Army didn’t just go under center for one drive. After a 13 play, 75-yard scoring drive that took eight minutes off the clock to start the game, Army stayed under center for 63 of the game’s 64 offensive plays with plenty of flexbone staples like the fullback dive and the triple option. Not only did they win, but they won Monken’s way: dominating the time of possession battle 40:00-20:00, blocking a punt for a touchdown, bend-don’t-break defense that forced a turnover in the red zone and only two passes attempted. They ran the ball 62 times at a 5.9 yards per rush average, both high-water marks against FBS teams in 2023. 

The concept of halftime adjustments can be at times overstated on broadcasts or by coaches and players, but Army came into that game with about five total plays under center. During the intermission, they added two formations and three plays in the locker room based on looks Worley saw during the first half. They came out of the half and immediately generated two explosive plays on recently installed plays, including the score that ended up putting them up 28-14, giving them the breathing room they needed to win 28-21. It was a play they’d run in the option past that hadn’t been practiced in nearly a year. 

From there, Army briefly returned to the shotgun-based attack to remain different enough to win the sledgehammer contest against Navy, which they did, but in the offseason the work began to find a blend between old and new, and that involved making sure the rhythm of the offense was in the right place. Thatcher moved on, and Worley was promoted to permanent offensive coordinator and the hybridization of the offense began. 

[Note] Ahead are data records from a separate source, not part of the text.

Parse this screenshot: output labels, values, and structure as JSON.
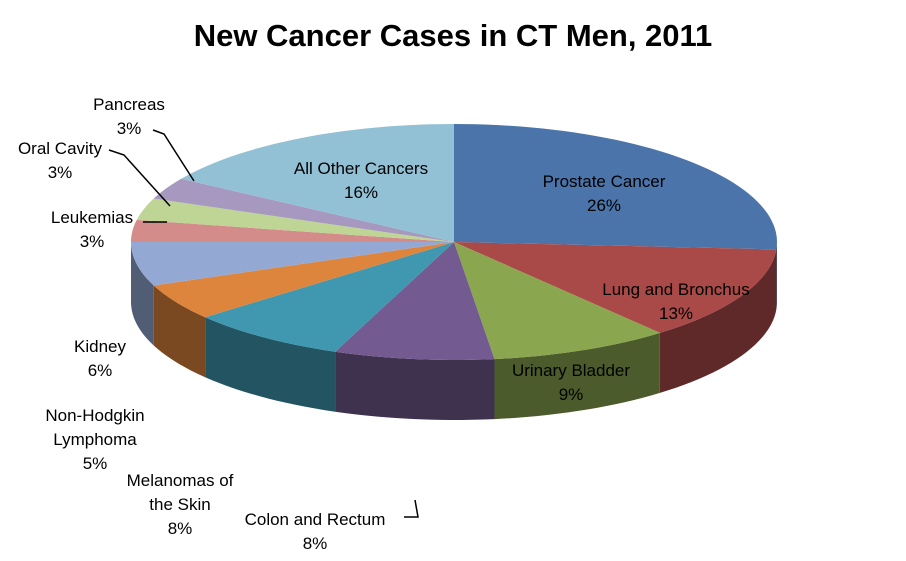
{
  "chart_data": {
    "type": "pie",
    "title": "New Cancer Cases in CT Men, 2011",
    "slices": [
      {
        "label": "Prostate Cancer",
        "lines": [
          "Prostate Cancer"
        ],
        "value": 26,
        "display": "26%",
        "color": "#4a74aa"
      },
      {
        "label": "Lung and Bronchus",
        "lines": [
          "Lung and Bronchus"
        ],
        "value": 13,
        "display": "13%",
        "color": "#aa4a48"
      },
      {
        "label": "Urinary Bladder",
        "lines": [
          "Urinary Bladder"
        ],
        "value": 9,
        "display": "9%",
        "color": "#8aa64f"
      },
      {
        "label": "Colon and Rectum",
        "lines": [
          "Colon and Rectum"
        ],
        "value": 8,
        "display": "8%",
        "color": "#735a90"
      },
      {
        "label": "Melanomas of the Skin",
        "lines": [
          "Melanomas of",
          "the Skin"
        ],
        "value": 8,
        "display": "8%",
        "color": "#3f98b0"
      },
      {
        "label": "Non-Hodgkin Lymphoma",
        "lines": [
          "Non-Hodgkin",
          "Lymphoma"
        ],
        "value": 5,
        "display": "5%",
        "color": "#dd843d"
      },
      {
        "label": "Kidney",
        "lines": [
          "Kidney"
        ],
        "value": 6,
        "display": "6%",
        "color": "#94a8d4"
      },
      {
        "label": "Leukemias",
        "lines": [
          "Leukemias"
        ],
        "value": 3,
        "display": "3%",
        "color": "#d48c8b"
      },
      {
        "label": "Oral Cavity",
        "lines": [
          "Oral Cavity"
        ],
        "value": 3,
        "display": "3%",
        "color": "#bed596"
      },
      {
        "label": "Pancreas",
        "lines": [
          "Pancreas"
        ],
        "value": 3,
        "display": "3%",
        "color": "#a698be"
      },
      {
        "label": "All Other Cancers",
        "lines": [
          "All Other Cancers"
        ],
        "value": 16,
        "display": "16%",
        "color": "#92c1d5"
      }
    ]
  }
}
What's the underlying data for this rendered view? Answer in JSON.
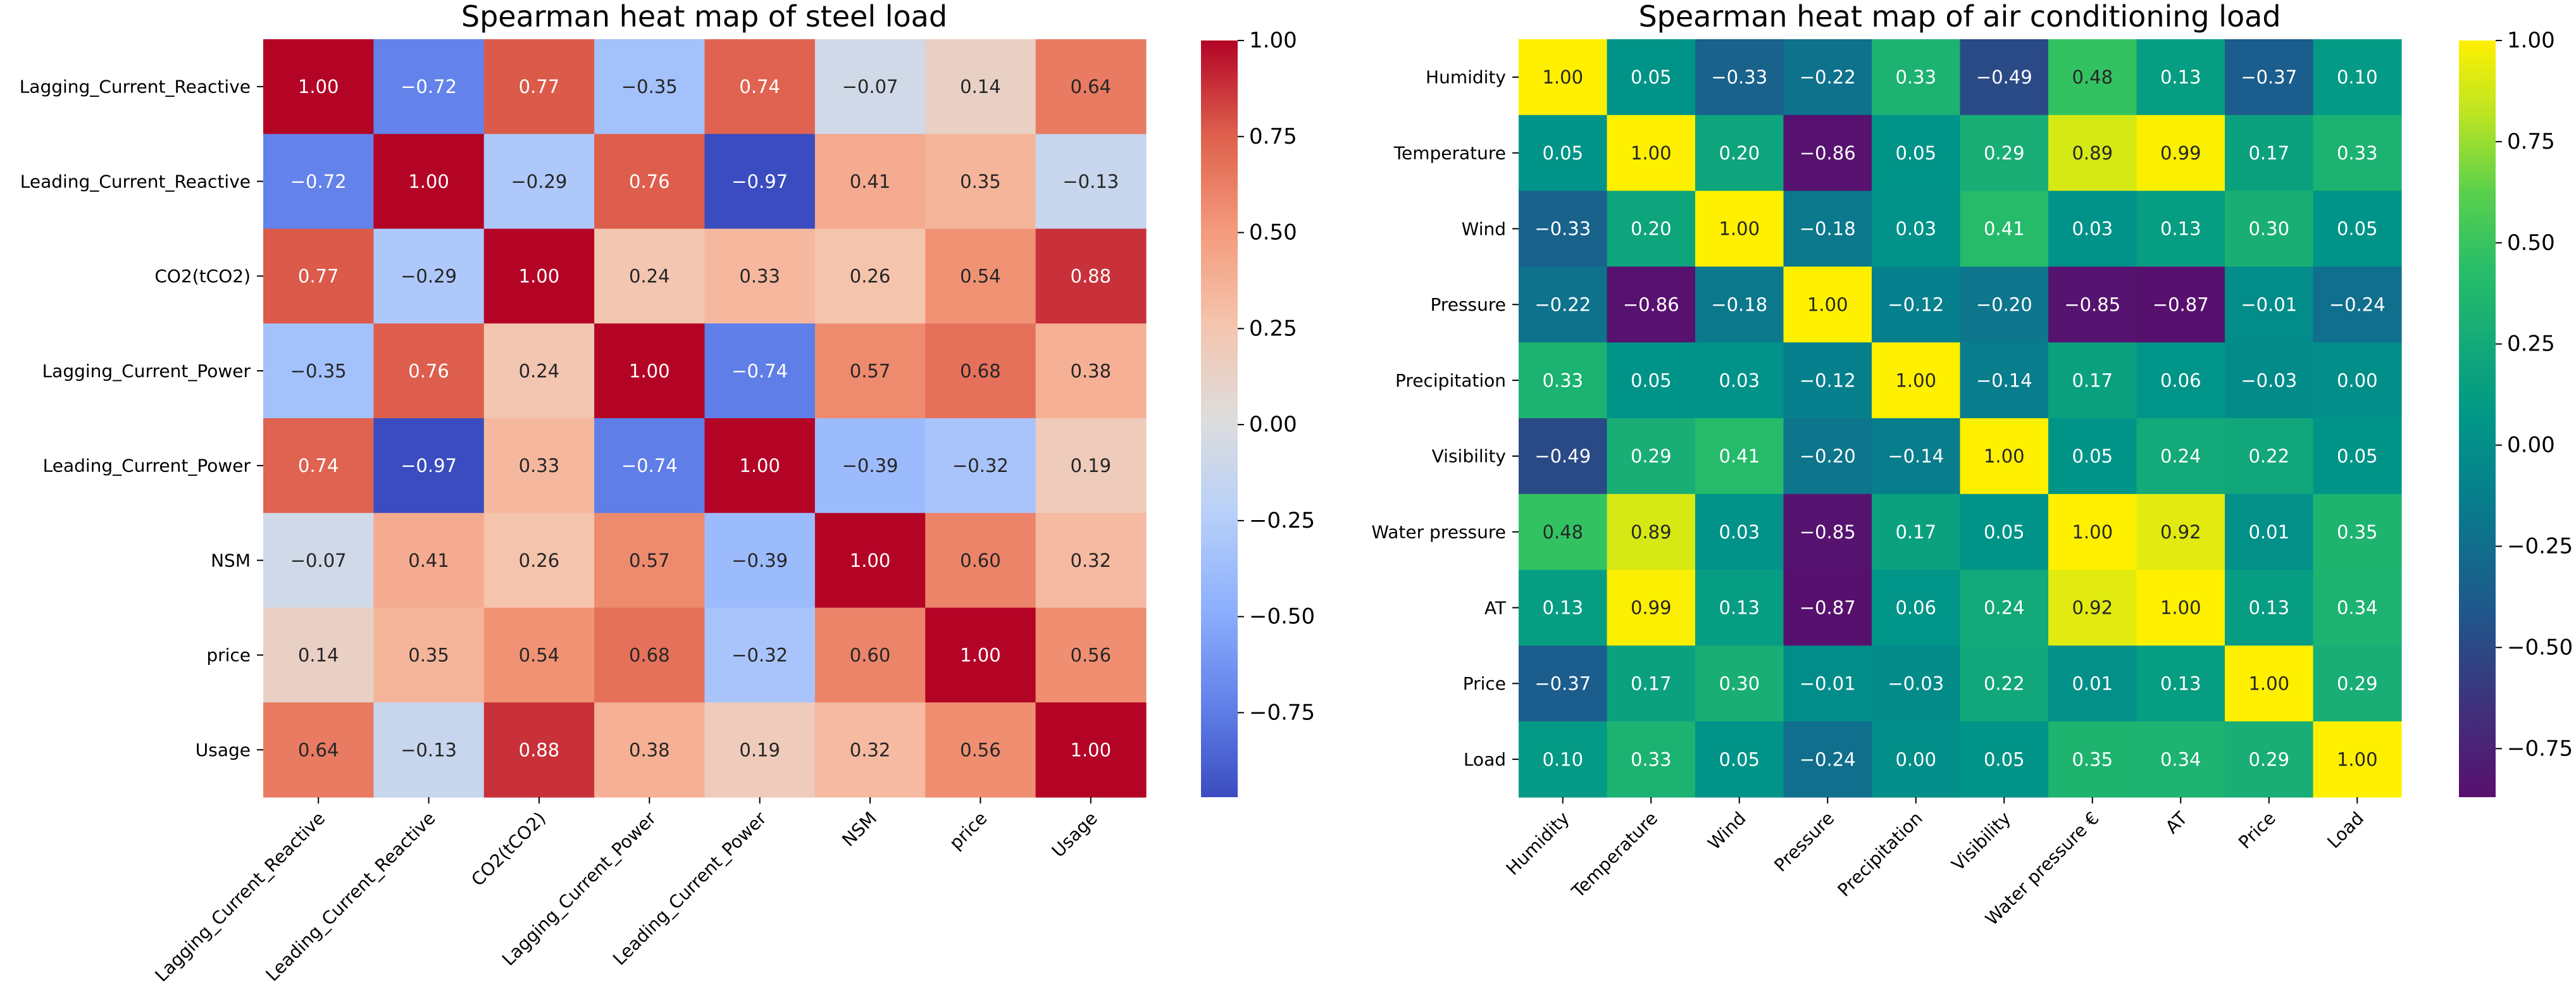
{
  "chart_data": [
    {
      "type": "heatmap",
      "title": "Spearman heat map of steel load",
      "colormap": "coolwarm",
      "vmin": -0.97,
      "vmax": 1.0,
      "row_labels": [
        "Lagging_Current_Reactive",
        "Leading_Current_Reactive",
        "CO2(tCO2)",
        "Lagging_Current_Power",
        "Leading_Current_Power",
        "NSM",
        "price",
        "Usage"
      ],
      "col_labels": [
        "Lagging_Current_Reactive",
        "Leading_Current_Reactive",
        "CO2(tCO2)",
        "Lagging_Current_Power",
        "Leading_Current_Power",
        "NSM",
        "price",
        "Usage"
      ],
      "values": [
        [
          1.0,
          -0.72,
          0.77,
          -0.35,
          0.74,
          -0.07,
          0.14,
          0.64
        ],
        [
          -0.72,
          1.0,
          -0.29,
          0.76,
          -0.97,
          0.41,
          0.35,
          -0.13
        ],
        [
          0.77,
          -0.29,
          1.0,
          0.24,
          0.33,
          0.26,
          0.54,
          0.88
        ],
        [
          -0.35,
          0.76,
          0.24,
          1.0,
          -0.74,
          0.57,
          0.68,
          0.38
        ],
        [
          0.74,
          -0.97,
          0.33,
          -0.74,
          1.0,
          -0.39,
          -0.32,
          0.19
        ],
        [
          -0.07,
          0.41,
          0.26,
          0.57,
          -0.39,
          1.0,
          0.6,
          0.32
        ],
        [
          0.14,
          0.35,
          0.54,
          0.68,
          -0.32,
          0.6,
          1.0,
          0.56
        ],
        [
          0.64,
          -0.13,
          0.88,
          0.38,
          0.19,
          0.32,
          0.56,
          1.0
        ]
      ],
      "colorbar_ticks": [
        1.0,
        0.75,
        0.5,
        0.25,
        0.0,
        -0.25,
        -0.5,
        -0.75
      ]
    },
    {
      "type": "heatmap",
      "title": "Spearman heat map of air conditioning load",
      "colormap": "viridis-like",
      "vmin": -0.87,
      "vmax": 1.0,
      "row_labels": [
        "Humidity",
        "Temperature",
        "Wind",
        "Pressure",
        "Precipitation",
        "Visibility",
        "Water pressure",
        "AT",
        "Price",
        "Load"
      ],
      "col_labels": [
        "Humidity",
        "Temperature",
        "Wind",
        "Pressure",
        "Precipitation",
        "Visibility",
        "Water pressure €",
        "AT",
        "Price",
        "Load"
      ],
      "values": [
        [
          1.0,
          0.05,
          -0.33,
          -0.22,
          0.33,
          -0.49,
          0.48,
          0.13,
          -0.37,
          0.1
        ],
        [
          0.05,
          1.0,
          0.2,
          -0.86,
          0.05,
          0.29,
          0.89,
          0.99,
          0.17,
          0.33
        ],
        [
          -0.33,
          0.2,
          1.0,
          -0.18,
          0.03,
          0.41,
          0.03,
          0.13,
          0.3,
          0.05
        ],
        [
          -0.22,
          -0.86,
          -0.18,
          1.0,
          -0.12,
          -0.2,
          -0.85,
          -0.87,
          -0.01,
          -0.24
        ],
        [
          0.33,
          0.05,
          0.03,
          -0.12,
          1.0,
          -0.14,
          0.17,
          0.06,
          -0.03,
          -0.0
        ],
        [
          -0.49,
          0.29,
          0.41,
          -0.2,
          -0.14,
          1.0,
          0.05,
          0.24,
          0.22,
          0.05
        ],
        [
          0.48,
          0.89,
          0.03,
          -0.85,
          0.17,
          0.05,
          1.0,
          0.92,
          0.01,
          0.35
        ],
        [
          0.13,
          0.99,
          0.13,
          -0.87,
          0.06,
          0.24,
          0.92,
          1.0,
          0.13,
          0.34
        ],
        [
          -0.37,
          0.17,
          0.3,
          -0.01,
          -0.03,
          0.22,
          0.01,
          0.13,
          1.0,
          0.29
        ],
        [
          0.1,
          0.33,
          0.05,
          -0.24,
          -0.0,
          0.05,
          0.35,
          0.34,
          0.29,
          1.0
        ]
      ],
      "colorbar_ticks": [
        1.0,
        0.75,
        0.5,
        0.25,
        0.0,
        -0.25,
        -0.5,
        -0.75
      ]
    }
  ]
}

It may seem simple, but toggling between the flexbone and the shotgun changes the pacing of plays. The flexbone isn’t just a formation, it can be an entire offensive system unto itself. Flexbone offensive line technique essentially means the offensive line falls forward out of a four point stance. That works for a quick-hitting option run under center with the quarterback reading unblocked defenders. That doesn’t work so well with a shotgun run play that takes longer to develop and it’s even less suited for a dropback pass. 

Where Army really shines now is in the presentation. Offensive football at its core is making the exceedingly simple look extremely complex. When Army lined up in a shotgun formation every play, there was no reason for LSU to line up much differently against them than they did against Alabama. Without Alabama’s level of talent, Army was fighting an uphill battle. Now, Army has the system tuned to run its core concepts under center or in the shotgun and it’s their presentation that still creates conflict. Because they will get in an under center look like this: 

And while they still will still run the triple option sometimes, other times they won’t, which keeps the threat of it in the back of the defense’s mind when they run something else, like this quarterback counter by Daily. 

“I’ve always wanted to be a hybrid,” Worley said. “What we did last year combined with kind of what we’ve done in years past, and of merging the two to where the biggest thing that we discussed, and I didn’t want two different offenses. I didn’t want the guys to feel like we have this gun offense and we have this under center offense. So a lot of the core things that we do, there’s carryover. So you’re banking reps whether you’re under center or in the gun. And so our guys, besides the quarterback and the center, a lot of times, they may not even realize there’s any difference. Whether it’s a game where we’re majority gun and or a majority under center, it’s really based on what we need to do to be successful.”

Monken says he’s glad for the experience last year and admits his staff learned a lot from it. With a better offensive system in place, the Black Knights are back to winning ways and have started the season 7-0. They’re yet to face a team with a winning record, but dates with North Texas, Notre Dame and Navy await. Army is back to being different now, and they’re better because of it.